Об одном из скромности умалчивает Борис Ряжский в своих воспоминаниях. Но об этом написала Мария Валентей:
«Борис Всеволодович Ряжский был понижен в места, и ему пришлось даже уехать из Москвы из-за того, что он посмел на свой страх и риск передать дело ровно в Верховный суд и не испросил предварительно одобрения в соответствующих кабинетах ЦК партии. Вернуться в Москву и найти работу ему было совершенно не просто».
Ряжский был наказан. Уточню: он был уволен из прокуратуры и направлен на работу на Север.
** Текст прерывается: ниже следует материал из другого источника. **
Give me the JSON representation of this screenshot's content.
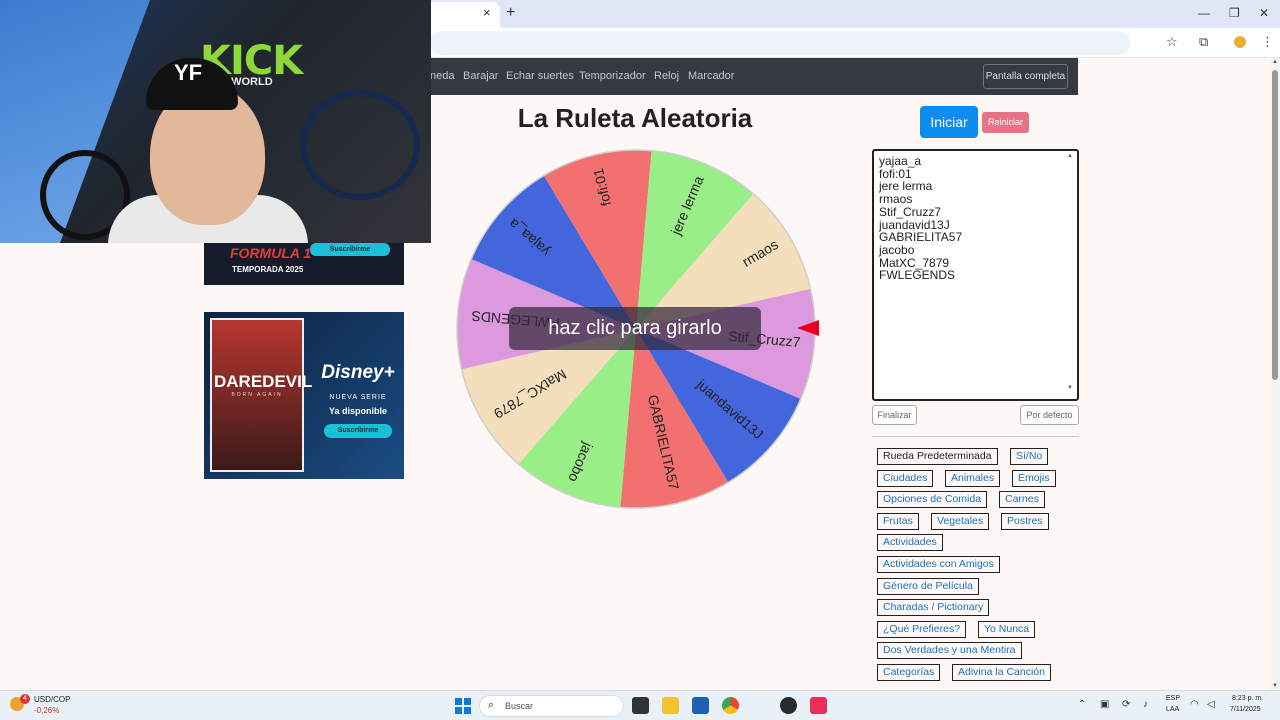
{
  "browser": {
    "tab_close": "×",
    "new_tab": "+",
    "controls": {
      "minimize": "—",
      "restore": "❐",
      "close": "✕"
    },
    "icons": {
      "star": "☆",
      "extensions": "⧉",
      "menu": "⋮"
    }
  },
  "nav": {
    "items": [
      "neda",
      "Barajar",
      "Echar suertes",
      "Temporizador",
      "Reloj",
      "Marcador"
    ],
    "fullscreen": "Pantalla completa"
  },
  "webcam": {
    "brand": "KICK",
    "sub": "ELIWORLD",
    "cap_logo": "YF"
  },
  "ads": {
    "ad1": {
      "brand": "FORMULA 1",
      "season": "TEMPORADA 2025",
      "button": "Suscribirme"
    },
    "ad2": {
      "poster_title": "DAREDEVIL",
      "poster_sub": "BORN AGAIN",
      "brand": "Disney+",
      "line1": "NUEVA SERIE",
      "line2": "Ya disponible",
      "button": "Suscribirme"
    }
  },
  "main": {
    "title": "La Ruleta Aleatoria",
    "spin_hint": "haz clic para girarlo"
  },
  "wheel": {
    "segments": [
      {
        "label": "Stif_Cruzz7",
        "color": "#dd99dd"
      },
      {
        "label": "juandavid13J",
        "color": "#4466dd"
      },
      {
        "label": "GABRIELITA57",
        "color": "#f27070"
      },
      {
        "label": "jacobo",
        "color": "#99ee88"
      },
      {
        "label": "MatXC_7879",
        "color": "#f3dfbb"
      },
      {
        "label": "FWLEGENDS",
        "color": "#dd99dd"
      },
      {
        "label": "yajaa_a",
        "color": "#4466dd"
      },
      {
        "label": "fofi:01",
        "color": "#f27070"
      },
      {
        "label": "jere lerma",
        "color": "#99ee88"
      },
      {
        "label": "rmaos",
        "color": "#f3dfbb"
      }
    ]
  },
  "controls": {
    "start": "Iniciar",
    "reset": "Reiniciar",
    "finish": "Finalizar",
    "default": "Por defecto"
  },
  "names": [
    "yajaa_a",
    "fofi:01",
    "jere lerma",
    "rmaos",
    "Stif_Cruzz7",
    "juandavid13J",
    "GABRIELITA57",
    "jacobo",
    "MatXC_7879",
    "FWLEGENDS"
  ],
  "presets": [
    "Rueda Predeterminada",
    "Sí/No",
    "Ciudades",
    "Animales",
    "Emojis",
    "Opciones de Comida",
    "Carnes",
    "Frutas",
    "Vegetales",
    "Postres",
    "Actividades",
    "Actividades con Amigos",
    "Género de Película",
    "Charadas / Pictionary",
    "¿Qué Prefieres?",
    "Yo Nunca",
    "Dos Verdades y una Mentira",
    "Categorías",
    "Adivina la Canción"
  ],
  "taskbar": {
    "stock_name": "USD/COP",
    "stock_change": "-0,26%",
    "badge": "4",
    "search": "Buscar",
    "lang1": "ESP",
    "lang2": "LAA",
    "time": "8:23 p. m.",
    "date": "7/11/2025"
  }
}
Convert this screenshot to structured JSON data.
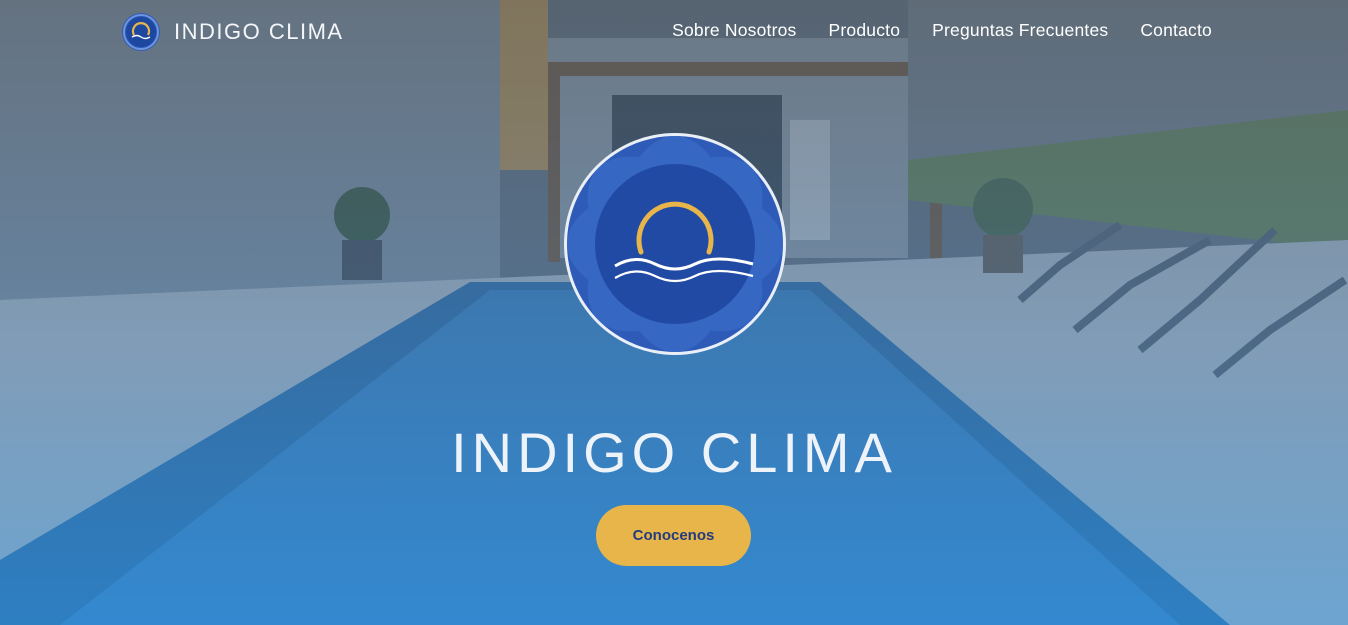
{
  "brand": {
    "name": "INDIGO CLIMA",
    "logo_icon": "indigo-clima-logo-icon"
  },
  "nav": {
    "items": [
      "Sobre Nosotros",
      "Producto",
      "Preguntas Frecuentes",
      "Contacto"
    ]
  },
  "hero": {
    "title": "INDIGO CLIMA",
    "cta_label": "Conocenos",
    "logo_icon": "sun-over-waves-logo-icon"
  },
  "colors": {
    "accent": "#e7b54a",
    "brand_blue": "#1f4aa3",
    "cta_text": "#243b7e"
  }
}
Вернувшись через несколько лет в родимую Москву, он работал некоторое время в МУРе, а затем преподавал историю КПСС в университете им. Патриса Лумумбы.
Прочертив реабилитацию Мейерхольда, Борис Ряжский придал мужества многим людям искусства, и реабилитация вдохновила их позднее выступить за упразднение того самого постановления Политбюро ЦК ВКП(б) «О ликвидации театра им. Вс. Мейерхольда» («ликвидировать театр Мейерхольда, как чуждый советскому искусству») от 7 января 1938 г. Но это случилось уже после ХХ съезда, в 1961 году.
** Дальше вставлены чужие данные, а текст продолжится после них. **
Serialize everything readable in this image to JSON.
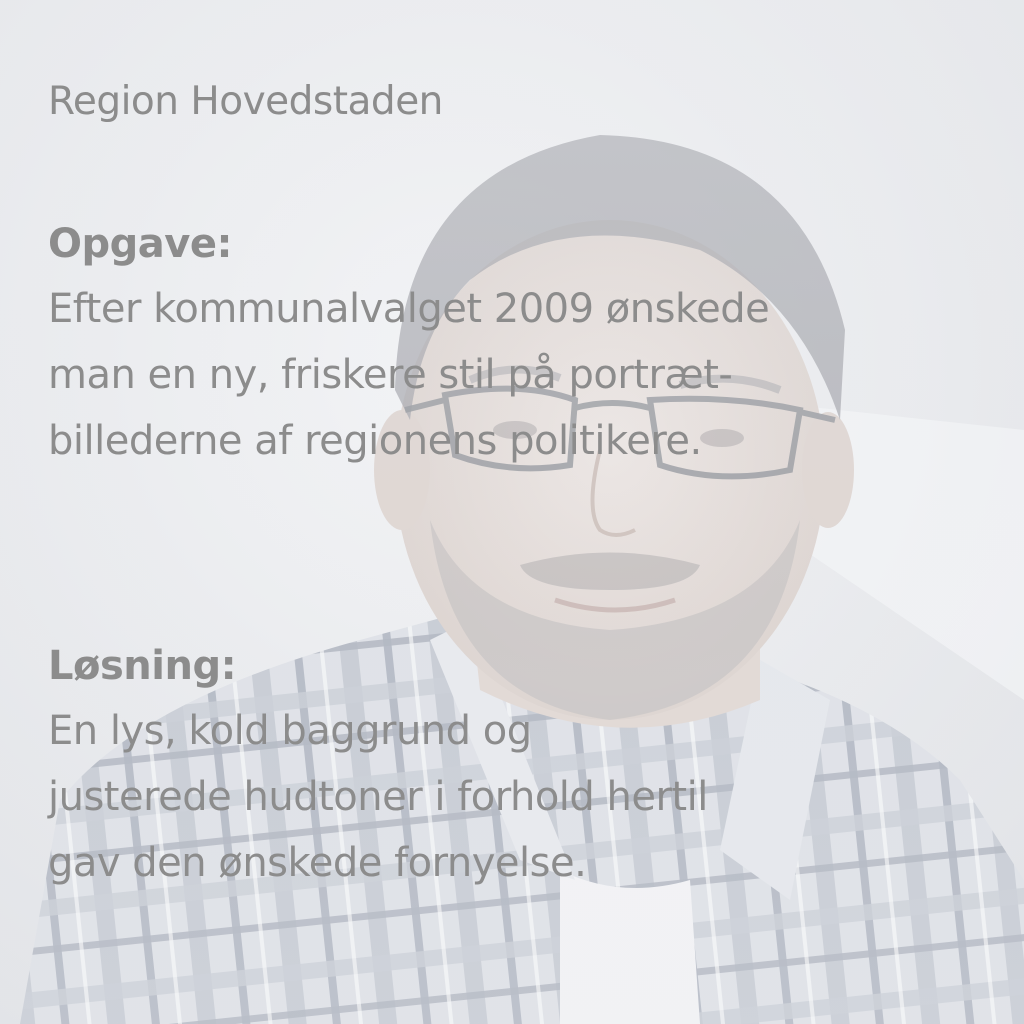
{
  "client": "Region Hovedstaden",
  "task": {
    "heading": "Opgave:",
    "lines": [
      "Efter kommunalvalget 2009 ønskede",
      "man en ny, friskere stil på portræt-",
      "billederne af regionens politikere."
    ]
  },
  "solution": {
    "heading": "Løsning:",
    "lines": [
      "En lys, kold baggrund og",
      "justerede hudtoner i forhold hertil",
      "gav den ønskede fornyelse."
    ]
  },
  "background_photo": {
    "subject": "faded portrait of a man with glasses and plaid shirt",
    "colors": {
      "backdrop": "#e9eaed",
      "hair": "#9c9ea4",
      "skin": "#e2d8d3",
      "shirt_light": "#dde0e6",
      "shirt_dark": "#a9afbb",
      "text": "#8c8c8c"
    }
  }
}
Со стороны же инстанций попытки считать даже воскрешенного и, можно сказать, двукратно реабилитированного Мейерхольда «мертвым и хулимым» продолжались еще долго. В 1964 году от Юрия Любимова требовали снять портрет Мейерхольда в фойе Арены на Таганке, а еще спустя 10 лет ему запретили делать спектакль к 100-летию Всеволода Эмильевича. И все же «умертвить» Мейерхольда другой раз его врагам не удалось, и в том немалая заслуга Бориса Ряжского.
Всеволод Эмильевич Мейерхольд оставил невероятной силы документ – послание к Молотову:
«…меня здесь били – больного 65-летнего старика: клали на пол лицом вниз, резиновым жгутом колотили по пяткам и по спине; когда сидел на стуле, той же резиной били по ногам сверху, с большой силой… В следующие дни, когда эти пункты ног были залиты обильным внутренним кровоизлиянием, то по этим красно-синим-желтым кровоподтекам снова били этим жгутом, и боль была такая, что, представлялось, на больные, чувствительные места ног лили крутой кипяток, я кричал и плакал от боли. Меня били по спине этой резиной, дланями меня били по лицу размахами с высоты…
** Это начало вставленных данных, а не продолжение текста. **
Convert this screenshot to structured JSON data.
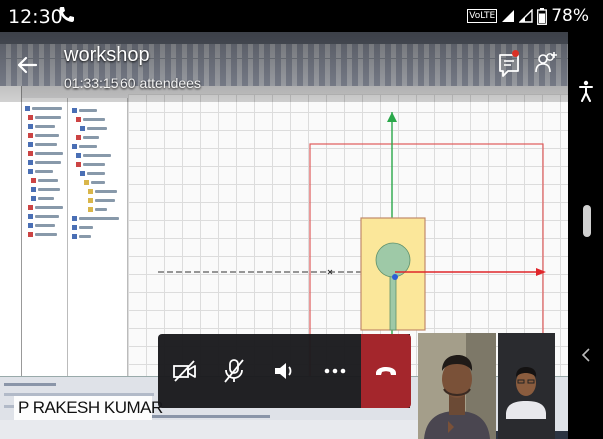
{
  "status_bar": {
    "time": "12:30",
    "network_badge": "VoLTE",
    "battery": "78%"
  },
  "meeting": {
    "title": "workshop",
    "elapsed": "01:33:15",
    "attendees": "60 attendees"
  },
  "presenter": {
    "name": "P RAKESH KUMAR"
  },
  "controls": {
    "video": "video-off-icon",
    "mic": "mic-off-icon",
    "speaker": "speaker-icon",
    "more": "more-icon",
    "hangup": "hangup-icon"
  },
  "colors": {
    "hangup": "#a4262c",
    "controls_bg": "#19191c",
    "chat_badge": "#d93025",
    "cad_patch": "#fbe79a",
    "cad_circle": "#9ec9a7",
    "cad_axis_red": "#e0262b",
    "cad_axis_green": "#2aa84a"
  }
}
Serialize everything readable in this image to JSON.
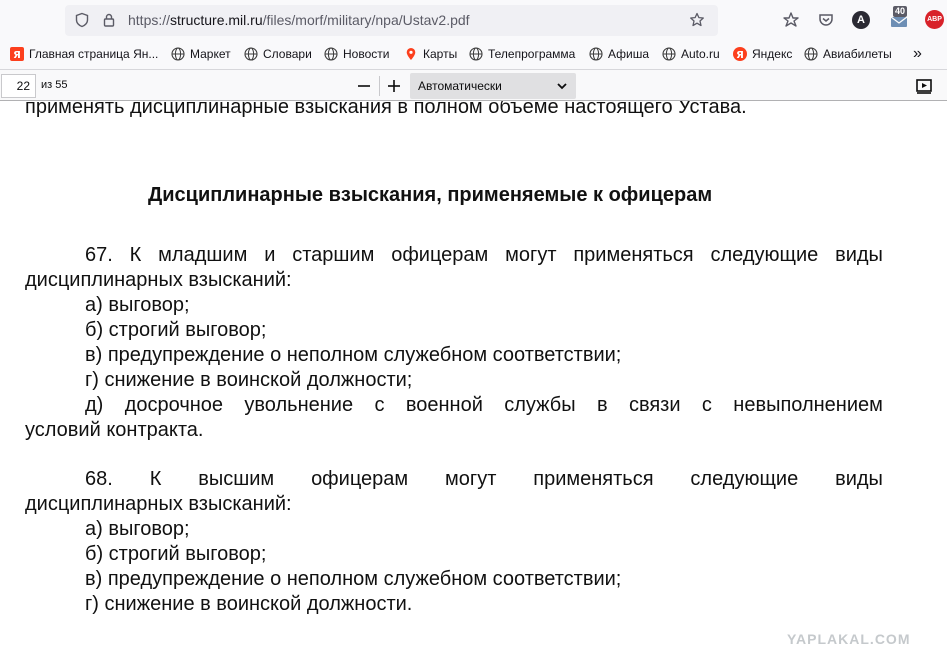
{
  "browser": {
    "url_prefix": "https://",
    "url_host": "structure.mil.ru",
    "url_path": "/files/morf/military/npa/Ustav2.pdf",
    "notification_count": "40",
    "account_letter": "A",
    "addon_label": "ABP"
  },
  "bookmarks": [
    {
      "label": "Главная страница Ян...",
      "icon": "yandex-icon"
    },
    {
      "label": "Маркет",
      "icon": "globe-icon"
    },
    {
      "label": "Словари",
      "icon": "globe-icon"
    },
    {
      "label": "Новости",
      "icon": "globe-icon"
    },
    {
      "label": "Карты",
      "icon": "map-pin-icon"
    },
    {
      "label": "Телепрограмма",
      "icon": "globe-icon"
    },
    {
      "label": "Афиша",
      "icon": "globe-icon"
    },
    {
      "label": "Auto.ru",
      "icon": "globe-icon"
    },
    {
      "label": "Яндекс",
      "icon": "yandex-icon"
    },
    {
      "label": "Авиабилеты",
      "icon": "globe-icon"
    }
  ],
  "pdf_toolbar": {
    "page_number": "22",
    "page_total": "из 55",
    "zoom_out": "−",
    "zoom_in": "+",
    "scale": "Автоматически"
  },
  "document": {
    "top_line": "применять дисциплинарные взыскания в полном объеме настоящего Устава.",
    "heading": "Дисциплинарные взыскания, применяемые к офицерам",
    "p67_line1": [
      "67.",
      "К",
      "младшим",
      "и",
      "старшим",
      "офицерам",
      "могут",
      "применяться",
      "следующие",
      "виды"
    ],
    "p67_line2": "дисциплинарных взысканий:",
    "p67_items": [
      "а) выговор;",
      "б) строгий выговор;",
      "в) предупреждение о неполном служебном соответствии;",
      "г) снижение в воинской должности;"
    ],
    "p67_item_d": [
      "д)",
      "досрочное",
      "увольнение",
      "с",
      "военной",
      "службы",
      "в",
      "связи",
      "с",
      "невыполнением"
    ],
    "p67_item_d_cont": "условий контракта.",
    "p68_line1": [
      "68.",
      "К",
      "высшим",
      "офицерам",
      "могут",
      "применяться",
      "следующие",
      "виды"
    ],
    "p68_line2": "дисциплинарных взысканий:",
    "p68_items": [
      "а) выговор;",
      "б) строгий выговор;",
      "в) предупреждение о неполном служебном соответствии;",
      "г) снижение в воинской должности."
    ]
  },
  "watermark": "YAPLAKAL.COM",
  "colors": {
    "toolbar_bg": "#f9f9fb",
    "urlbar_bg": "#f0f0f4",
    "yandex_red": "#fc3f1d",
    "abp_red": "#d8222a"
  }
}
…следователь все время твердил, угрожая: «Не будешь писать (то есть сочинять, значит!?) будем колотить опять, оставим нетронутыми голову и правую руку, остальное превратим в кусок бесформенного окровавленного искромсанного тела». И я все подписывал до 16 ноября 1939 г. Я отрекаюсь от своих показаний, как выбитых из меня, и умоляю Вас, главу Правительства, спасите меня, верните мне свободу. Я люблю мою Отечество и отдам ей все мои силы последних годов моей жизни».
Уже при Брежневе зазвучал тезис о «периоде необоснованных реабилитаций». Жив этот тезис, как сталинизм и сталинисты, и поныне.
Марии Валентей лишь в 1991 году, т. е. спустя 36 лет после реабилитации Мейерхольда, удалось добиться освобождения и возвращения наследникам квартиры режиссера, в какой после его ареста, убийства Райх и выселения ее детей поселились и больше полувека жили секретарша и шофер Лаврентия Берии.
Сейчас в этой квартире действует музей Мейерхольда.